All images © Netflix. Used minimally for educational purposes only
On Realism and Metaphor
If you go on Korean forums, you'll see some complaints.
"Season 2 is too unrealistic." "GP portrayal is exaggerated." "Jun-ho fighting almost ten people? Come on, that's fantasy."
And you know what? They're not wrong about the facts.
But I think people are missing the point.
Director Han said something important:
"If we're just repeating Season 1, there's no point in making Season 2."
Season 1 was realistic. Documentary-like. Raw. Season 2 does something different. It uses metaphor. Visualization. Exaggeration—but not to be unrealistic. To show us something realism alone can't capture.
Jun-ho's hallucinations? They're not trying to show you medical symptoms. It's not literal. It's visualization—showing what's happening inside Jun-ho's mind as the system breaks him.
The hallucinations are metaphors.
And that train fight in Episode 5—Jun-ho fighting almost ten people. People complain: "Impossible."
But that's exactly the point.

All images © Netflix. Used minimally for educational purposes only
Throughout the series, Jun-ho keeps hearing: "What can you even do?" Individual versus the state. Individual versus the system.
That train fight? That's his answer. It's 바위로 계단치기—hitting stairs with a rock. You know it won't work. Like Sisyphus pushing that boulder. The will to try something—anything. Nevertheless.

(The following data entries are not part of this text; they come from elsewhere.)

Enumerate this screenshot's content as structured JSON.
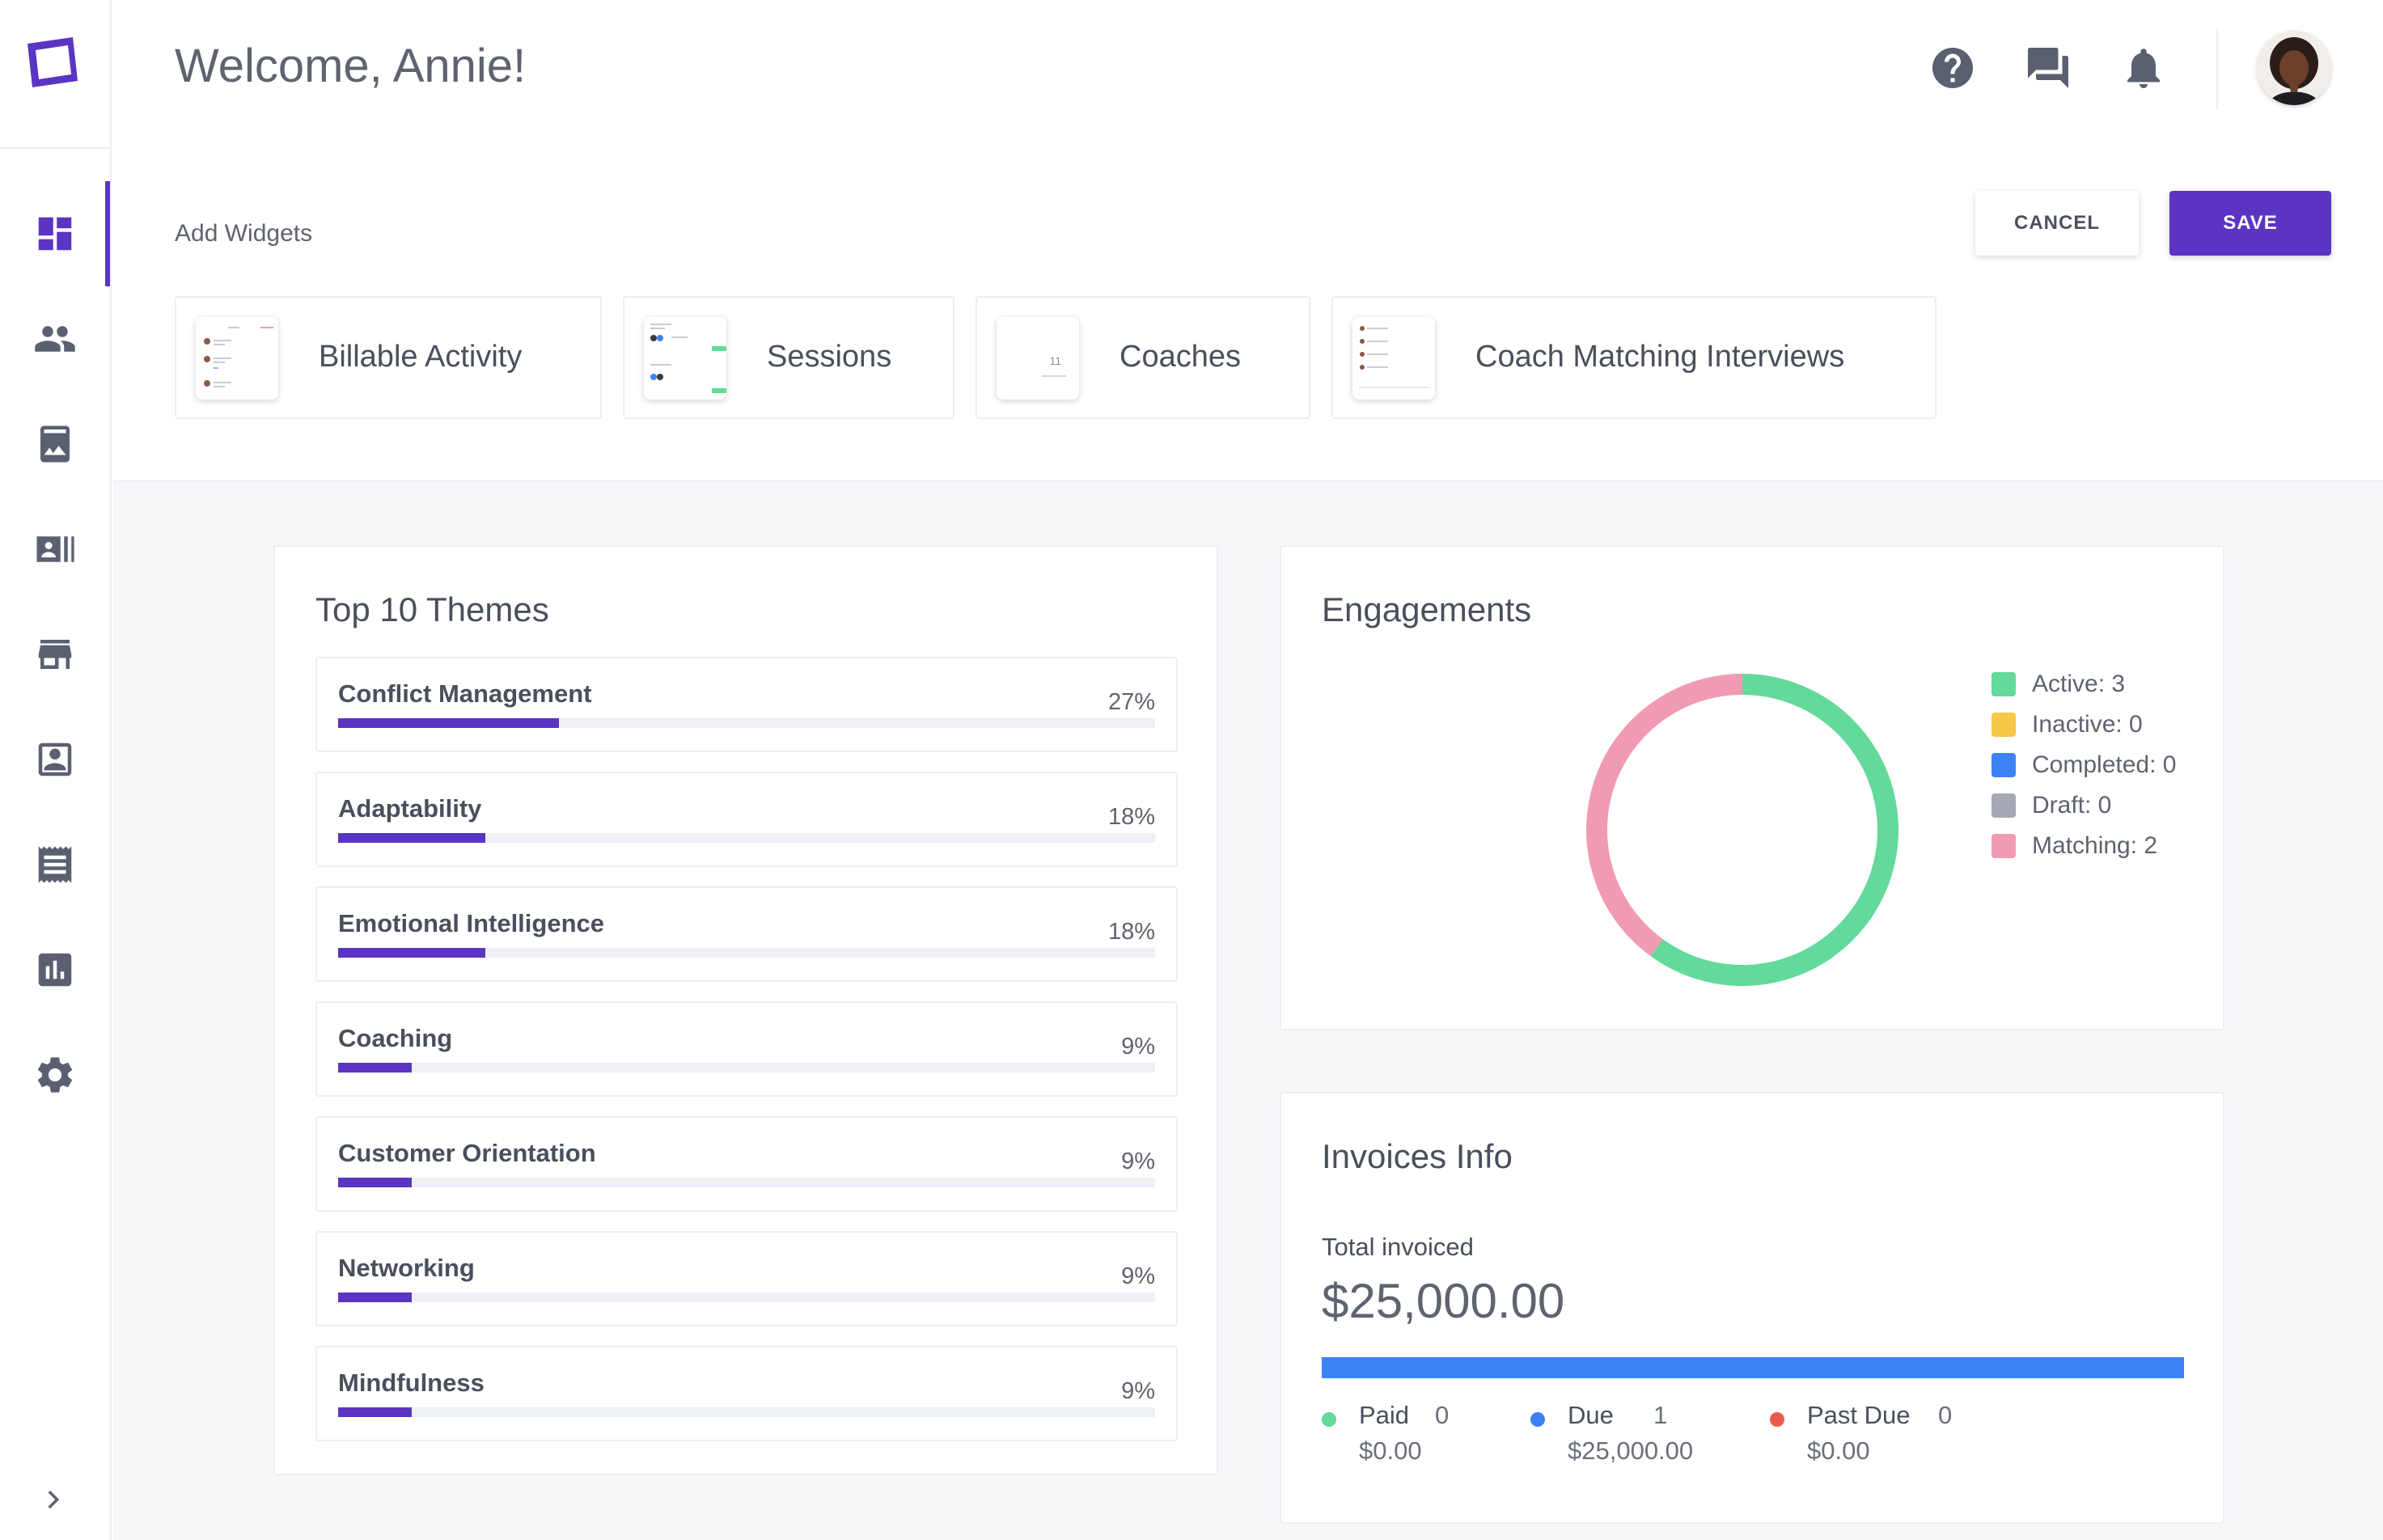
{
  "header": {
    "welcome": "Welcome, Annie!",
    "icons": [
      "help-icon",
      "chat-icon",
      "bell-icon"
    ]
  },
  "sidebar": {
    "items": [
      {
        "icon": "dashboard-icon",
        "active": true
      },
      {
        "icon": "people-icon",
        "active": false
      },
      {
        "icon": "image-book-icon",
        "active": false
      },
      {
        "icon": "contacts-list-icon",
        "active": false
      },
      {
        "icon": "store-icon",
        "active": false
      },
      {
        "icon": "profile-card-icon",
        "active": false
      },
      {
        "icon": "receipt-icon",
        "active": false
      },
      {
        "icon": "bar-chart-icon",
        "active": false
      },
      {
        "icon": "gear-icon",
        "active": false
      }
    ]
  },
  "widgets": {
    "label": "Add Widgets",
    "cancel": "CANCEL",
    "save": "SAVE",
    "cards": [
      {
        "name": "Billable Activity"
      },
      {
        "name": "Sessions"
      },
      {
        "name": "Coaches",
        "thumb_value": "11"
      },
      {
        "name": "Coach Matching Interviews"
      }
    ]
  },
  "themes": {
    "title": "Top 10 Themes",
    "items": [
      {
        "name": "Conflict Management",
        "pct": "27%",
        "value": 27
      },
      {
        "name": "Adaptability",
        "pct": "18%",
        "value": 18
      },
      {
        "name": "Emotional Intelligence",
        "pct": "18%",
        "value": 18
      },
      {
        "name": "Coaching",
        "pct": "9%",
        "value": 9
      },
      {
        "name": "Customer Orientation",
        "pct": "9%",
        "value": 9
      },
      {
        "name": "Networking",
        "pct": "9%",
        "value": 9
      },
      {
        "name": "Mindfulness",
        "pct": "9%",
        "value": 9
      }
    ]
  },
  "engagements": {
    "title": "Engagements",
    "legend": [
      {
        "label": "Active: 3",
        "color": "#63d99a",
        "value": 3
      },
      {
        "label": "Inactive: 0",
        "color": "#f5c84a",
        "value": 0
      },
      {
        "label": "Completed: 0",
        "color": "#3b82f6",
        "value": 0
      },
      {
        "label": "Draft: 0",
        "color": "#a5a9b3",
        "value": 0
      },
      {
        "label": "Matching: 2",
        "color": "#f09bb1",
        "value": 2
      }
    ]
  },
  "invoices": {
    "title": "Invoices Info",
    "total_label": "Total invoiced",
    "total": "$25,000.00",
    "stats": [
      {
        "name": "Paid",
        "count": "0",
        "amount": "$0.00",
        "color": "#63d99a"
      },
      {
        "name": "Due",
        "count": "1",
        "amount": "$25,000.00",
        "color": "#3b82f6"
      },
      {
        "name": "Past Due",
        "count": "0",
        "amount": "$0.00",
        "color": "#ea5a4a"
      }
    ]
  },
  "colors": {
    "accent": "#5b34c3",
    "sidebar_icon": "#5a6070",
    "due_bar": "#3b82f6"
  }
}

Can he realistically fight ten people? No.
But that's what they're showing—the absurdity. The absurdity of one person against an entire system. If it looked realistic, we wouldn't feel the absurdity.
Season 2 isn't trying to be Season 1. It's using heightened reality—metaphor, visualization, exaggeration—not to escape reality, but to show us something about reality that straight realism can't.